I have created a user assigned managed identity for the appservice and granted it access in the keyvault's access policy. The bit that I am stuck with is that I also need to grant 'get' permissions for certificates and secrets to the service principal for the Microsoft Azure App Service resource provider. (docs here: https://learn.microsoft.com/en-us/azure/app-service/configure-ssl-certificate?tabs=apex%2Caccesspolicy#import-a-certificate-from-key-vault) In order to do this, I need the objectid (required property for the access policy) of the service principal which is different in every customer tenant. The known information I have is the applicationId for the Microsoft Azure App Service resource provider abfa0a7c-a6b6-4736-8310-5855508787cd which is consistent accross azure. I'm stumped as to how to proceed here. Does anyone have any inspiration?
resource keyVault 'Microsoft.KeyVault/vaults@2023-02-01' = {
name: keyVaultName
location: location
properties: {
enabledForDeployment: false
enabledForDiskEncryption: false
enabledForTemplateDeployment: true
enableRbacAuthorization: false
tenantId: tenantId
enableSoftDelete: true
softDeleteRetentionInDays: 90
sku: keyVaultSku
networkAcls: {
defaultAction: 'Allow'
bypass: 'AzureServices'
}
accessPolicies:[
{
objectId: keyVaultReferenceIdentity.properties.principalId
permissions: {
certificates: [
'get', 'list', 'getissuers', 'listissuers', 'update', 'create', 'import'
]
keys: [
'get', 'list', 'decrypt', 'unwrapKey', 'verify', 'getrotationpolicy', 'update', 'create', 'import'
]
secrets: [
'get', 'list', 'set'
]
}
tenantId: tenantId
}
{
objectId: //what can I put here for the Microsoft Azure App Service resource provider?
permissions:{
certificates: ['get']
secrets:['get']
}
tenantId: tenantId
}
]
}
}
resource keyVaultReferenceIdentity 'Microsoft.ManagedIdentity/userAssignedIdentities@2023-01-31' = {
name: keyVaultReferenceIdentityName
location: location
}
I came to the conclusion that this is not a trivial problem to solve and that I could reach my desired end result much quicker and more easily by using an App Service Managed Certificate and thus eliminating the need for App Service to get certificates from the KV. This worked great. Not a terribly satisfying answer so if anyone comes up with something better, I'd love to hear it.

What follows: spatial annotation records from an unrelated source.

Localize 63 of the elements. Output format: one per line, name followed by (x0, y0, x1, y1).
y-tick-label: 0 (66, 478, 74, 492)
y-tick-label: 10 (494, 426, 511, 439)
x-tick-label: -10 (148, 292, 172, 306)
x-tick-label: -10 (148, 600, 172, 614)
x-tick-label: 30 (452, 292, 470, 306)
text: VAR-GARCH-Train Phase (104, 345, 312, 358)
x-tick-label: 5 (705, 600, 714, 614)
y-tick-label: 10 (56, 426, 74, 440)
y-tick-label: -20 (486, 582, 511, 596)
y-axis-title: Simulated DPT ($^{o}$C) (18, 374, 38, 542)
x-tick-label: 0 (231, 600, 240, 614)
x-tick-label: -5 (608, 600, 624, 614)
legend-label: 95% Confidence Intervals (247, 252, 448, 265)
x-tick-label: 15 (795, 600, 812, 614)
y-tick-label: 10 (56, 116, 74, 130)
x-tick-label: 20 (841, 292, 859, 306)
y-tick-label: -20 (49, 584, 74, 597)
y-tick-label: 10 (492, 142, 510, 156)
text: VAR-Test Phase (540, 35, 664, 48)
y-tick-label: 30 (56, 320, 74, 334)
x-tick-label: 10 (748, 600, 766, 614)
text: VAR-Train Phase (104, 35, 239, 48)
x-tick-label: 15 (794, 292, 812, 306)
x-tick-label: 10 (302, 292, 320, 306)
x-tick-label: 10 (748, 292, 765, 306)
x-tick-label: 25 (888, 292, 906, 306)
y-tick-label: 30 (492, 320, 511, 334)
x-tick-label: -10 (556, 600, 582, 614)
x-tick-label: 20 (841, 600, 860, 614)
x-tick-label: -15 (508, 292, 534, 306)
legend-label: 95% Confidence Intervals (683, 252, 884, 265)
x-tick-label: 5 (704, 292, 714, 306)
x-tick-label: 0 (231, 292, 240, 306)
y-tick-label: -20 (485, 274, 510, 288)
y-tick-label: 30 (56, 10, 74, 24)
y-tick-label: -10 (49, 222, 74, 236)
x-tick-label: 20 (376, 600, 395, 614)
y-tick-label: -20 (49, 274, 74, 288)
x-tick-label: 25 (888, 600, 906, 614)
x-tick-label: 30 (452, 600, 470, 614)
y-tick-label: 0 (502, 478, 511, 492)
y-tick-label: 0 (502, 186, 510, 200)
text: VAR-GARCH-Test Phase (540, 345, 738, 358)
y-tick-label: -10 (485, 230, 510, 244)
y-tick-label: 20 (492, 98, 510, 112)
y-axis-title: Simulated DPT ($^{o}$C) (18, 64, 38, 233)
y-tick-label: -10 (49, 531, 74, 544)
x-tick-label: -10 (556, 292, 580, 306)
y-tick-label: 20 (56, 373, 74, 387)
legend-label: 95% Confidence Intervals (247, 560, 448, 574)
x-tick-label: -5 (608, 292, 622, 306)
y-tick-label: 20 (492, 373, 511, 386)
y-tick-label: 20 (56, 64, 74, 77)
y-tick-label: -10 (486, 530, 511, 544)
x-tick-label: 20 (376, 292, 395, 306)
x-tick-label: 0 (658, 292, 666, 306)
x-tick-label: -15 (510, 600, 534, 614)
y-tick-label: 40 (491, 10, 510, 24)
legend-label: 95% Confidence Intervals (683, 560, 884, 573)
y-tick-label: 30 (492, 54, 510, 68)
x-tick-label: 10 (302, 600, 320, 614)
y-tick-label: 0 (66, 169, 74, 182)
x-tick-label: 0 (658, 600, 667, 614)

Bicep now supports Microsoft Graph (see documentation) so you could get a reference to the app service resource provider and grab the object id like that:
extension microsoftGraphV1
...
// Get a reference to app service resource provider
resource appServiceResourceProvider 'Microsoft.Graph/[email protected]' existing = {
appId: 'abfa0a7c-a6b6-4736-8310-5855508787cd'
}
resource keyVault 'Microsoft.KeyVault/vaults@2023-02-01' = {
name: keyVaultName
location: location
properties: {
...
accessPolicies:[
...
{
objectId: appServiceResourceProvider.id
permissions:{
certificates: ['get']
secrets:['get']
}
tenantId: tenantId
}
]
}
}
Microsoft is painfully vague on the details of this but:
Add a role assignment to your key vault in the IAM tab.
Choose Key Vault Certificate User (or whatever role you chose)
For users choose "Users, group, or service principal". In the selection menu search for "microsoft azure app service". This will bring up the built-in service SPN which is needed to bind the certificate in Key Vault (you'll notice its application id is abfa0a7c-a6b6-4736-8310-5855508787cd).
I don't think you even need the user assigned managed identity once this in-built SPN is set up but you can test that.